SoFly Scanner - Demo from Kevin Hou on Vimeo.
The motivation for our application came when we realized how much our college uses flyers to advertise events. From dance recitals, to scientific talks, events are neatly summarized and hung on campus in visible areas. A huge part of our sense of community comes from these events, and as excursions into Princeton township have shown us, events planned in non-centralized communities rely on flyers and other written media to communicate activities to others. Both of us have fond memories attending community events growing up, and we think (through some surveying of our student body) that a cause of decreased attendance at such events is due to a few factors. (1) People forget. Its not a flyer they can always take with them, and so what they think is instantaneously exciting soon fades from their memory. (2) It is not digital – in a world where everything else is.

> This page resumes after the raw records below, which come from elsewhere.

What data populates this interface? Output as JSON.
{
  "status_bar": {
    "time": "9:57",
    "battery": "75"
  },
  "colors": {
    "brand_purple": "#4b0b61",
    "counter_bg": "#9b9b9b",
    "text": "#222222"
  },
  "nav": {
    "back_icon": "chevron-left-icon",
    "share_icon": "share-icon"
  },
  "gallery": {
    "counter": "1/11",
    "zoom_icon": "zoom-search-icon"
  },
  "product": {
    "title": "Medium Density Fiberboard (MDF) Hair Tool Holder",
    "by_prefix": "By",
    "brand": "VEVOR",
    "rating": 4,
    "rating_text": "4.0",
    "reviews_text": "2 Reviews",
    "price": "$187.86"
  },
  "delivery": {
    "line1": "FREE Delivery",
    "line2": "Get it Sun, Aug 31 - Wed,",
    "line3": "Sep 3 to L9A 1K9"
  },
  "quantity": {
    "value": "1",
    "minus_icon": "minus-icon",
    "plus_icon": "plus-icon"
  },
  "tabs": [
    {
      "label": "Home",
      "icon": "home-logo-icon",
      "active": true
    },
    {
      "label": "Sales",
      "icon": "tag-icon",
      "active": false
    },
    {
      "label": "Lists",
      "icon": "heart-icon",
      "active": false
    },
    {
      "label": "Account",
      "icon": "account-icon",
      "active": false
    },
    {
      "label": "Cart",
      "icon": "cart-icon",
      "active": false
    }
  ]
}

Our vision is an application that can allow a user to snap a picture of a flyer, and have their phone extract relevant information, and make a calendar event based on that. This will allow users to digitize flyers, and hopefully provide a decentralized mechanism for communities to grow close again.
Our application uses Optical Character Recognition techniques (along with Otsu’s method to preprocess a picture, and an exposure and alignment adjustment algorithm) to extract a dump of recognized text. This text is error prone, and quite messy, and so we use canonical Natural Language Processing algorithms to tokenize the text, and “learn” which terms are important. The Machine Learning component in this project involves a Naive Bayesian Classifier, which can categorize and weight these terms for (as of now) internal use. This compared with a “loose NFA” implementation (we coined the term to describe an overly general regex with multiple matches) whose matches were processed using an algorithm that determined the most probable match. From the flyers we extract date, time, location, and our best guess at the title of the text. We made a design choice to limit the time our OCR took, which leads to worse holistic text recognition, but still allows us to extract theses fields using our NLP methods.
There were a ton of challenges working on this. Optical Character Recognition, Machine Learning, and Natural Language Processing are all open fields of research, and our project drew on all of them. The debugging process was brutal, especially since given their nature, bad input would mess up even the best written code.
This was an ambitious project, and we brought it to the finish line. We are both very proud of that.
Team chemistry is a huge part of success. If my partner and I were any less compatible this would definitely not have worked.
We need more time to train our ML algorithm, and want to give it a wider geographic functionality. Additionally, we want to incorporate more complex image processing techniques to give our OCR the best chance of success!